Doctors did not release the name or sex of the child to protect the patient’s identity, but said the infant was born, and lived, in Mississippi state. Details of the case were unveiled on Sunday at the Conference on Retroviruses and Opportunistic Infections in Atlanta.
Dr Hannah Gay, who cared for the child at the University of Mississippi medical centre, said the case amounted to the first “functional cure” of an HIV-infected child. A patient is functionally cured of HIV when standard tests are negative for the virus, but it is likely that a tiny amount remains in their body.
“Now, after at least one year of taking no medicine, this child’s blood remains free of virus even on the most sensitive tests available,” Gay said.
“We expect that this baby has great chances for a long, healthy life. We are certainly hoping that this approach could lead to the same outcome in many other high-risk babies,” she added.
The mother was unaware she had HIV until after a test while she was in labour. “She was too near delivery to give even the dose of medicine that we routinely use in labour,” said Gay.
Doctors began treating the baby 30 hours after birth. Unusually, they put the child on a course of three antiretroviral drugs.
The traditional treatment to try to prevent transmission after birth is a course of a single antiretroviral drug. The doctor opted for the more aggressive treatment because the mother had not received any during her pregnancy.
Several days later, blood drawn from the baby before treatment started showed the child was infected, probably shortly before birth.
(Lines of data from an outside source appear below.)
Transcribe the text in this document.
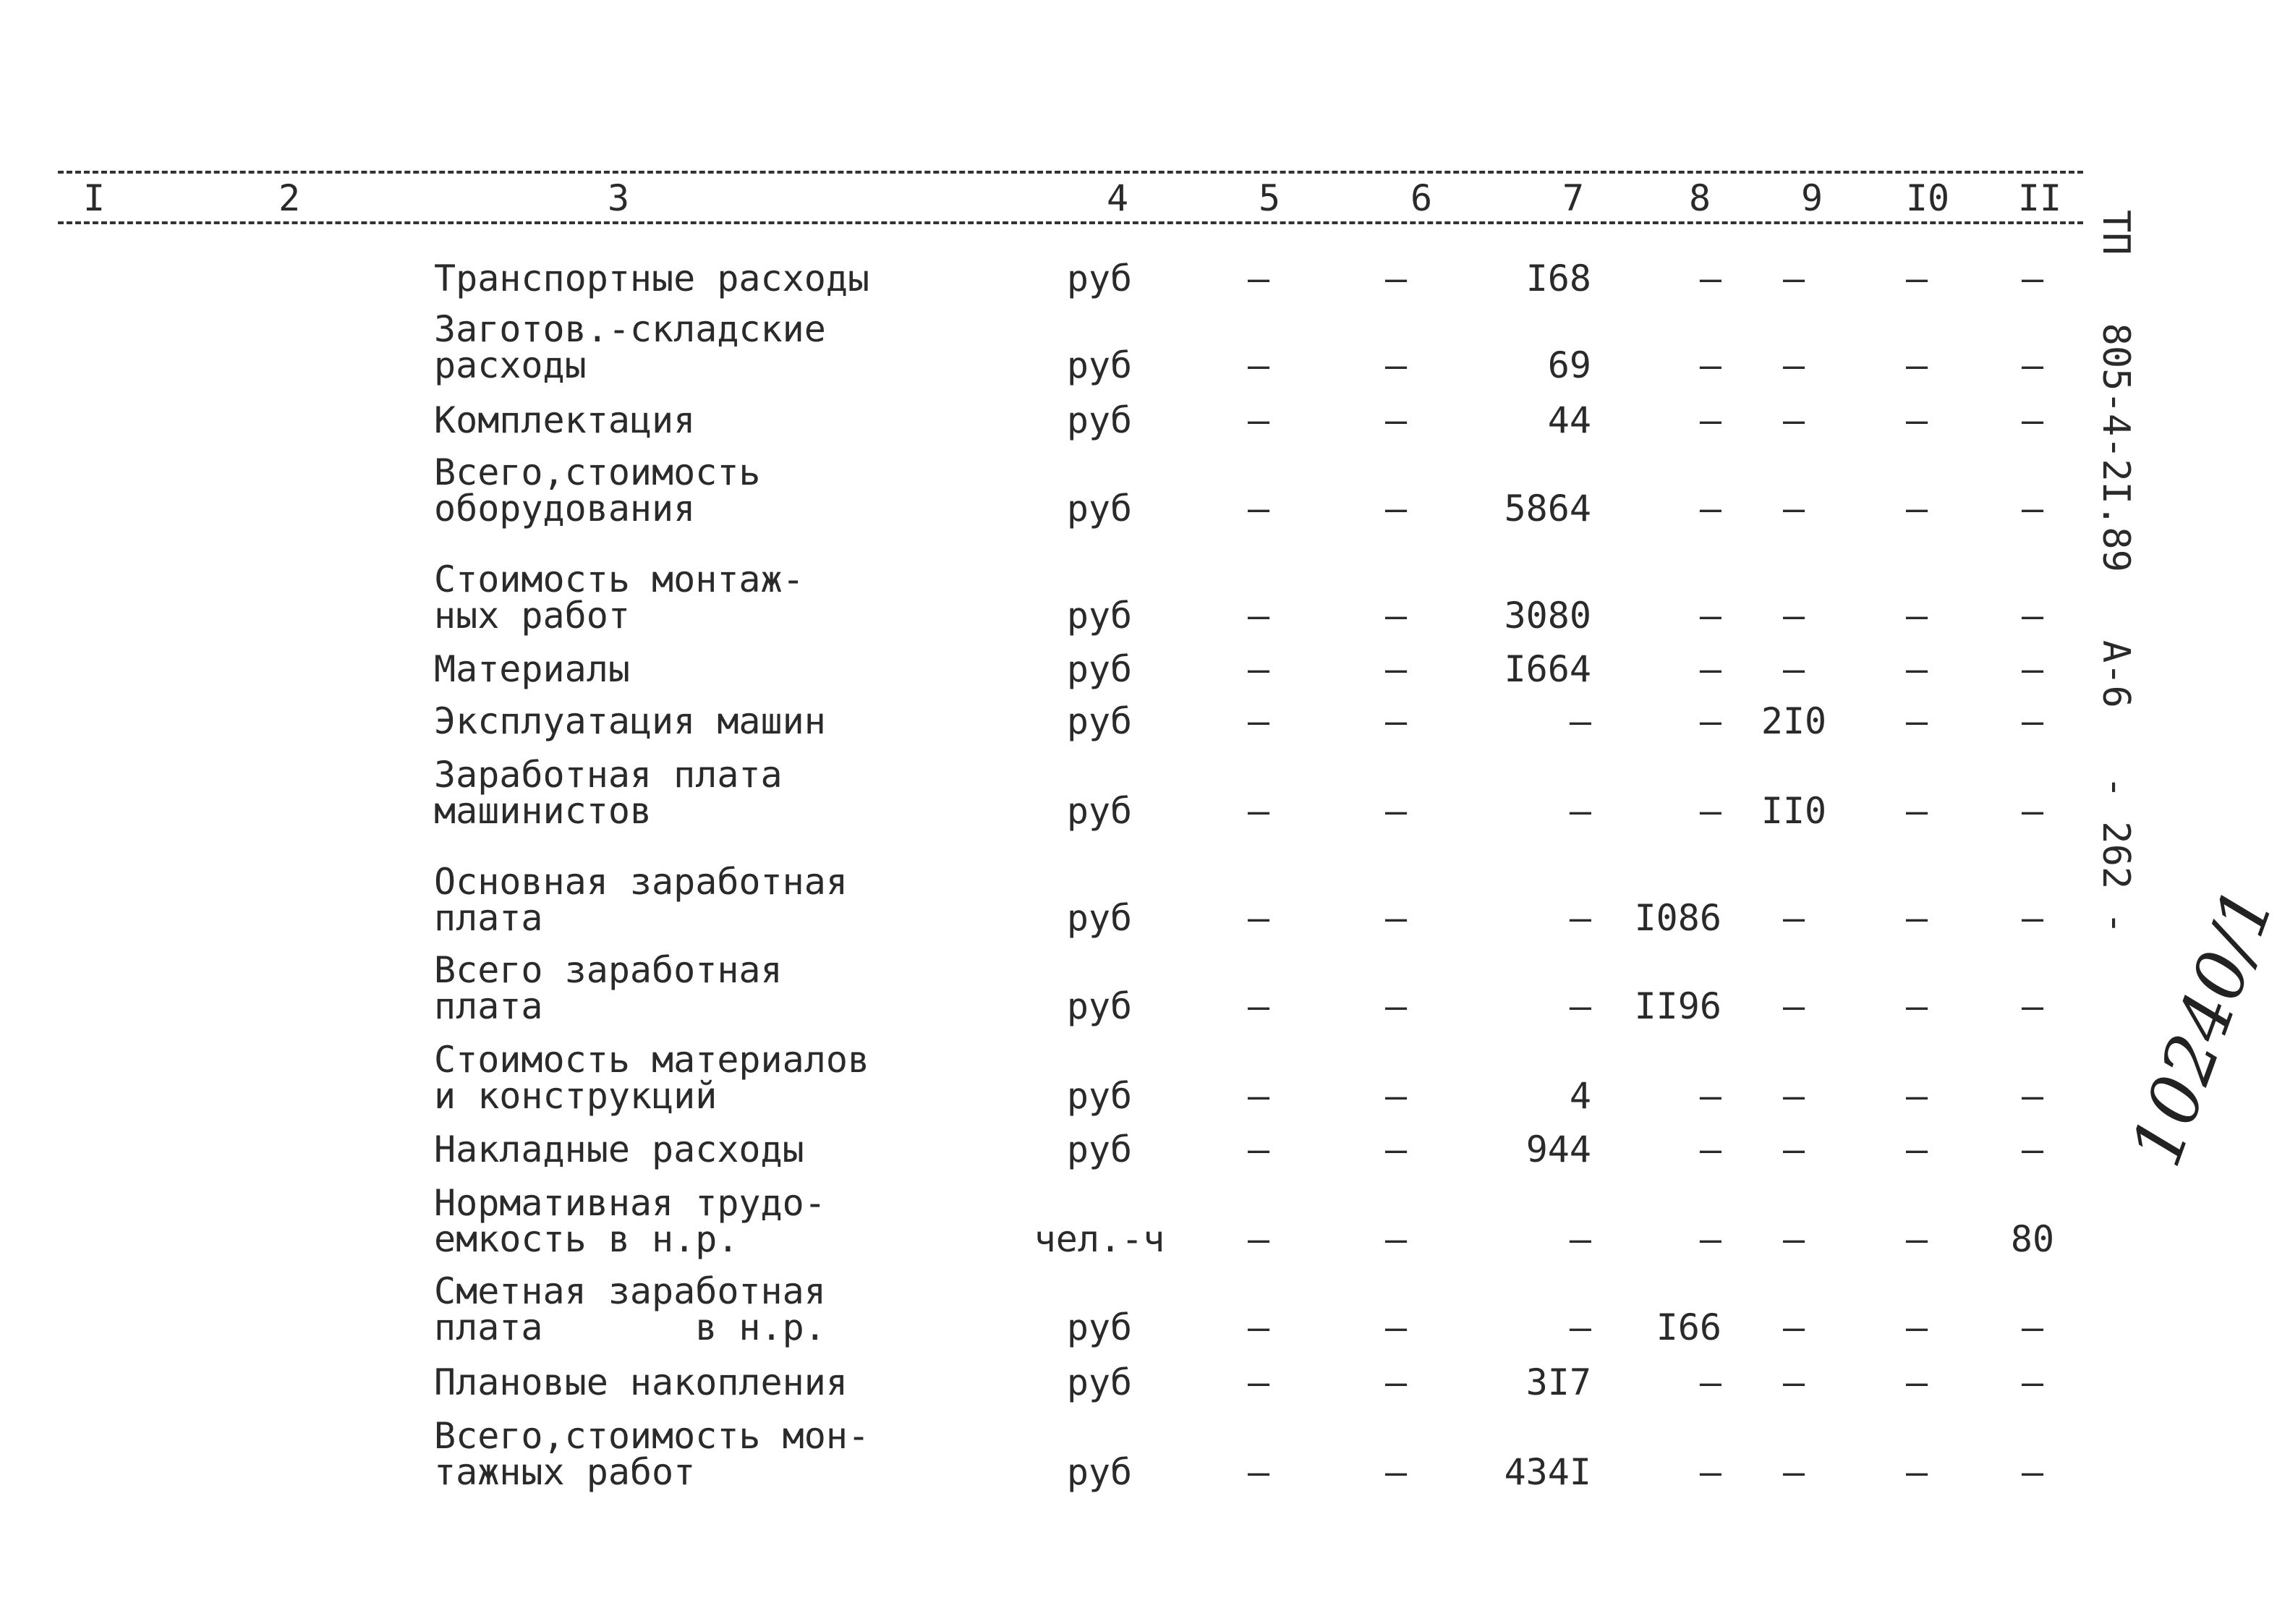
I	2	3	4	5	6	7	8 9 I0 II
Транспортные расходы	руб	–	–	I68	–	–	–	–
Заготов.-складские
расходы	руб	–	–	69	–	–	–	–
Комплектация	руб	–	–	44	–	–	–	–
Всего,стоимость
оборудования	руб	–	–	5864	–	–	–	–
Стоимость монтаж-
ных работ	руб	–	–	3080	–	–	–	–
Материалы	руб	–	–	I664	–	–	–	–
Эксплуатация машин	руб	–	–	–	–	2I0	–	–
Заработная плата
машинистов	руб	–	–	–	–	II0	–	–
Основная заработная
плата	руб	–	–	–	I086	–	–	–
Всего заработная
плата	руб	–	–	–	II96	–	–	–
Стоимость материалов
и конструкций	руб	–	–	4	–	–	–	–
Накладные расходы	руб	–	–	944	–	–	–	–
Нормативная трудо-
емкость в н.р.	чел.-ч	–	–	–	–	–	–	80
Сметная заработная
плата       в н.р.	руб	–	–	–	I66	–	–	–
Плановые накопления	руб	–	–	3I7	–	–	–	–
Всего,стоимость мон-
тажных работ	руб	–	–	434I	–	–	–	–
ТП   805-4-2I.89   А-6   - 262 -
10240/1
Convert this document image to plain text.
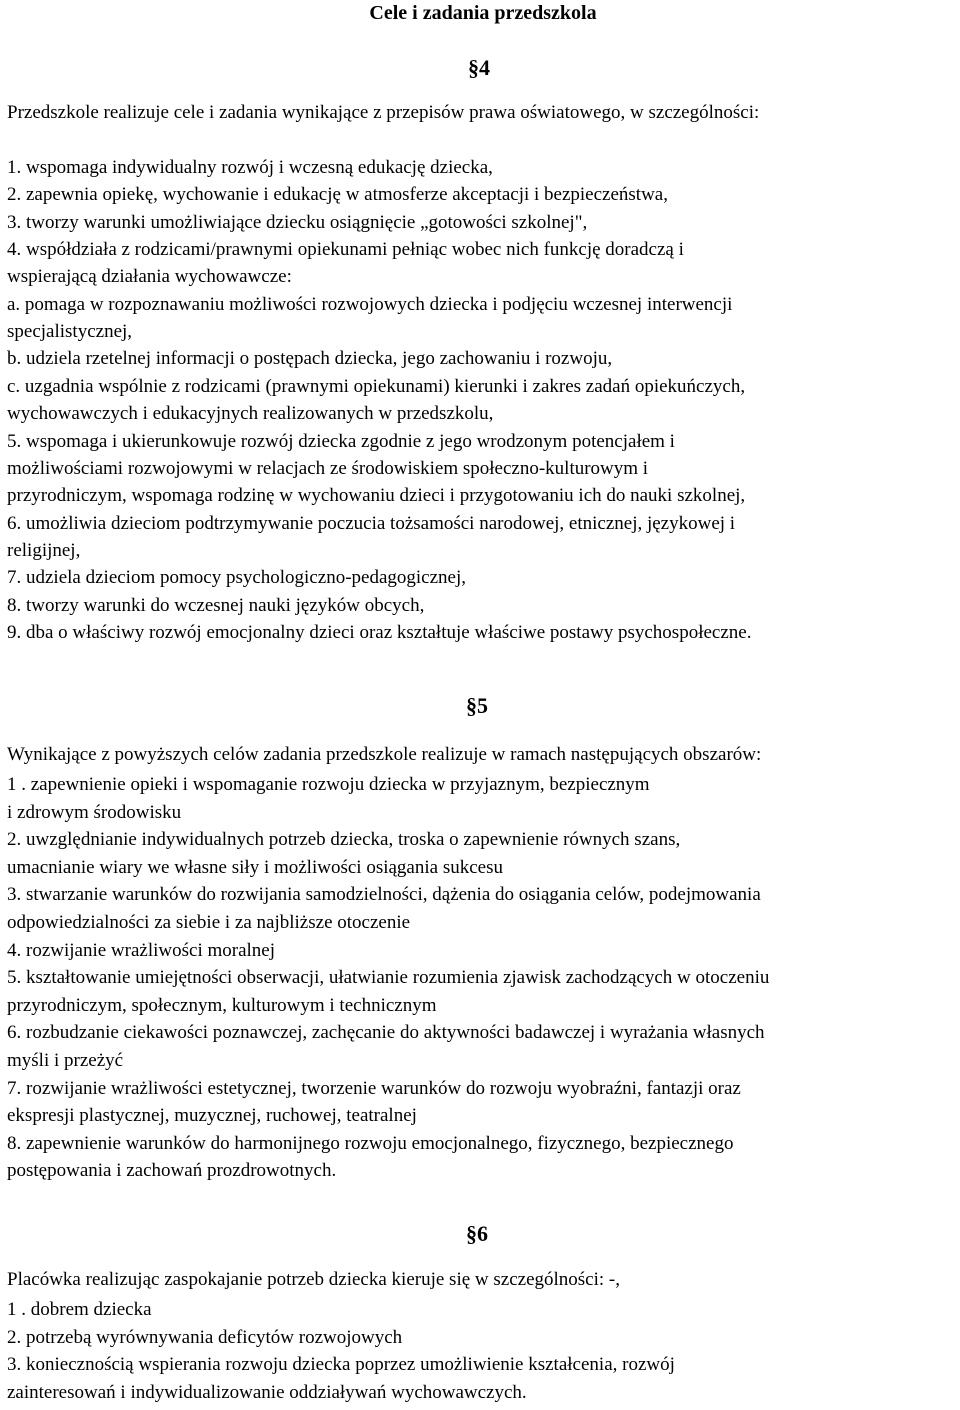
Cele i zadania przedszkola
§4
Przedszkole realizuje cele i zadania wynikające z przepisów prawa oświatowego, w szczególności:
1. wspomaga indywidualny rozwój i wczesną edukację dziecka,
2. zapewnia opiekę, wychowanie i edukację w atmosferze akceptacji i bezpieczeństwa,
3. tworzy warunki umożliwiające dziecku osiągnięcie „gotowości szkolnej",
4. współdziała z rodzicami/prawnymi opiekunami pełniąc wobec nich funkcję doradczą i
wspierającą działania wychowawcze:
a. pomaga w rozpoznawaniu możliwości rozwojowych dziecka i podjęciu wczesnej interwencji
specjalistycznej,
b. udziela rzetelnej informacji o postępach dziecka, jego zachowaniu i rozwoju,
c. uzgadnia wspólnie z rodzicami (prawnymi opiekunami) kierunki i zakres zadań opiekuńczych,
wychowawczych i edukacyjnych realizowanych w przedszkolu,
5. wspomaga i ukierunkowuje rozwój dziecka zgodnie z jego wrodzonym potencjałem i
możliwościami rozwojowymi w relacjach ze środowiskiem społeczno-kulturowym i
przyrodniczym, wspomaga rodzinę w wychowaniu dzieci i przygotowaniu ich do nauki szkolnej,
6. umożliwia dzieciom podtrzymywanie poczucia tożsamości narodowej, etnicznej, językowej i
religijnej,
7. udziela dzieciom pomocy psychologiczno-pedagogicznej,
8. tworzy warunki do wczesnej nauki języków obcych,
9. dba o właściwy rozwój emocjonalny dzieci oraz kształtuje właściwe postawy psychospołeczne.
§5
Wynikające z powyższych celów zadania przedszkole realizuje w ramach następujących obszarów:
1 . zapewnienie opieki i wspomaganie rozwoju dziecka w przyjaznym, bezpiecznym
i zdrowym środowisku
2. uwzględnianie indywidualnych potrzeb dziecka, troska o zapewnienie równych szans,
umacnianie wiary we własne siły i możliwości osiągania sukcesu
3. stwarzanie warunków do rozwijania samodzielności, dążenia do osiągania celów, podejmowania
odpowiedzialności za siebie i za najbliższe otoczenie
4. rozwijanie wrażliwości moralnej
5. kształtowanie umiejętności obserwacji, ułatwianie rozumienia zjawisk zachodzących w otoczeniu
przyrodniczym, społecznym, kulturowym i technicznym
6. rozbudzanie ciekawości poznawczej, zachęcanie do aktywności badawczej i wyrażania własnych
myśli i przeżyć
7. rozwijanie wrażliwości estetycznej, tworzenie warunków do rozwoju wyobraźni, fantazji oraz
ekspresji plastycznej, muzycznej, ruchowej, teatralnej
8. zapewnienie warunków do harmonijnego rozwoju emocjonalnego, fizycznego, bezpiecznego
postępowania i zachowań prozdrowotnych.
§6
Placówka realizując zaspokajanie potrzeb dziecka kieruje się w szczególności: -,
1 . dobrem dziecka
2. potrzebą wyrównywania deficytów rozwojowych
3. koniecznością wspierania rozwoju dziecka poprzez umożliwienie kształcenia, rozwój
zainteresowań i indywidualizowanie oddziaływań wychowawczych.
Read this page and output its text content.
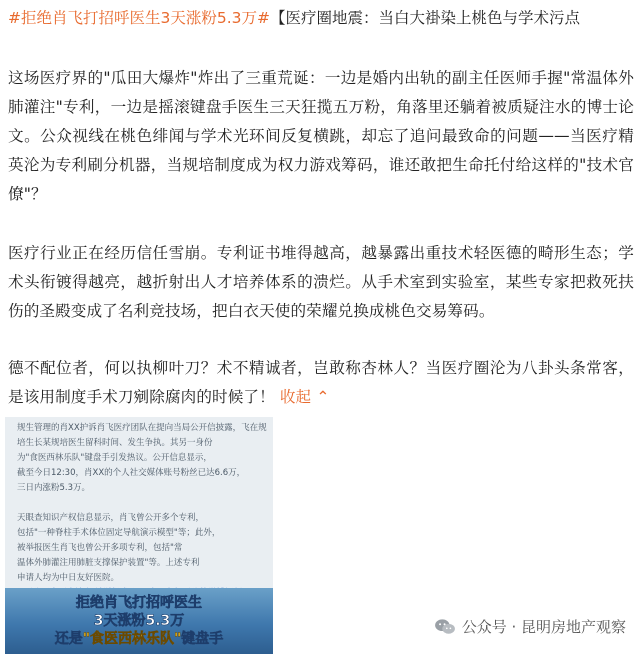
#拒绝肖飞打招呼医生3天涨粉5.3万#【医疗圈地震：当白大褂染上桃色与学术污点
这场医疗界的"瓜田大爆炸"炸出了三重荒诞：一边是婚内出轨的副主任医师手握"常温体外肺灌注"专利，一边是摇滚键盘手医生三天狂揽五万粉，角落里还躺着被质疑注水的博士论文。公众视线在桃色绯闻与学术光环间反复横跳，却忘了追问最致命的问题——当医疗精英沦为专利刷分机器，当规培制度成为权力游戏筹码，谁还敢把生命托付给这样的"技术官僚"？
医疗行业正在经历信任雪崩。专利证书堆得越高，越暴露出重技术轻医德的畸形生态；学术头衔镀得越亮，越折射出人才培养体系的溃烂。从手术室到实验室，某些专家把救死扶伤的圣殿变成了名利竞技场，把白衣天使的荣耀兑换成桃色交易筹码。
德不配位者，何以执柳叶刀？术不精诚者，岂敢称杏林人？当医疗圈沦为八卦头条常客，是该用制度手术刀剜除腐肉的时候了！ 收起 ⌃
规生管理的肖XX护诉肖飞医疗团队在提向当局公开信披露，飞在规
培生长某规培医生留科时间、发生争执。其另一身份
为"食医西林乐队"键盘手引发热议。公开信息显示，
截至今日12:30，肖XX的个人社交媒体账号粉丝已达6.6万，
三日内涨粉5.3万。

天眼查知识产权信息显示，肖飞曾公开多个专利，
包括"一种脊柱手术体位固定导航演示模型"等；此外，
被举报医生肖飞也曾公开多项专利，包括"常
温体外肺灌注用肺脏支撑保护装置"等。上述专利
申请人均为中日友好医院。
拒绝肖飞打招呼医生
3天涨粉5.3万
还是"食医西林乐队"键盘手
公众号 · 昆明房地产观察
The doctors continued with the drugs and expected the child to take them for life.
However, within a month of starting therapy, the level of HIV in the baby’s blood had fallen so low that routine tests failed to detect it.
The mother and baby continued regular clinic visits, but then began to miss appointments. The child had no medication from the age of 18 months, and did not see doctors again until it was nearly two years old.
“We did not see this child at all for a period of about five months,” Gay said. “When they did return to care aged 23 months, I fully expected that the baby would have a high viral load.”
Gay ordered several HIV tests. But she was stunned by the results. “All of the tests came back negative, very much to my surprise,” she said.
The case was so extraordinary, Dr Gay called a colleague, Katherine Luzuriaga, an immunologist at Massachusetts Medical School, who with another scientist, Deborah Persaud at Johns Hopkins Children’s Centre in Baltimore, found traces of HIV, but no viruses capable of multiplying.
The team believe the child was cured because the treatment was so potent and given swiftly after birth. The drugs stopped the virus from replicating in active immune cells, but also blocked the infection of other, long-lived white blood cells, called CD4. These CD4 cells behave like hideouts, and can replace HIV that is lost when active immune cells die.
The treatment would not work in older children or adults because the virus will have already infected their CD4 cells.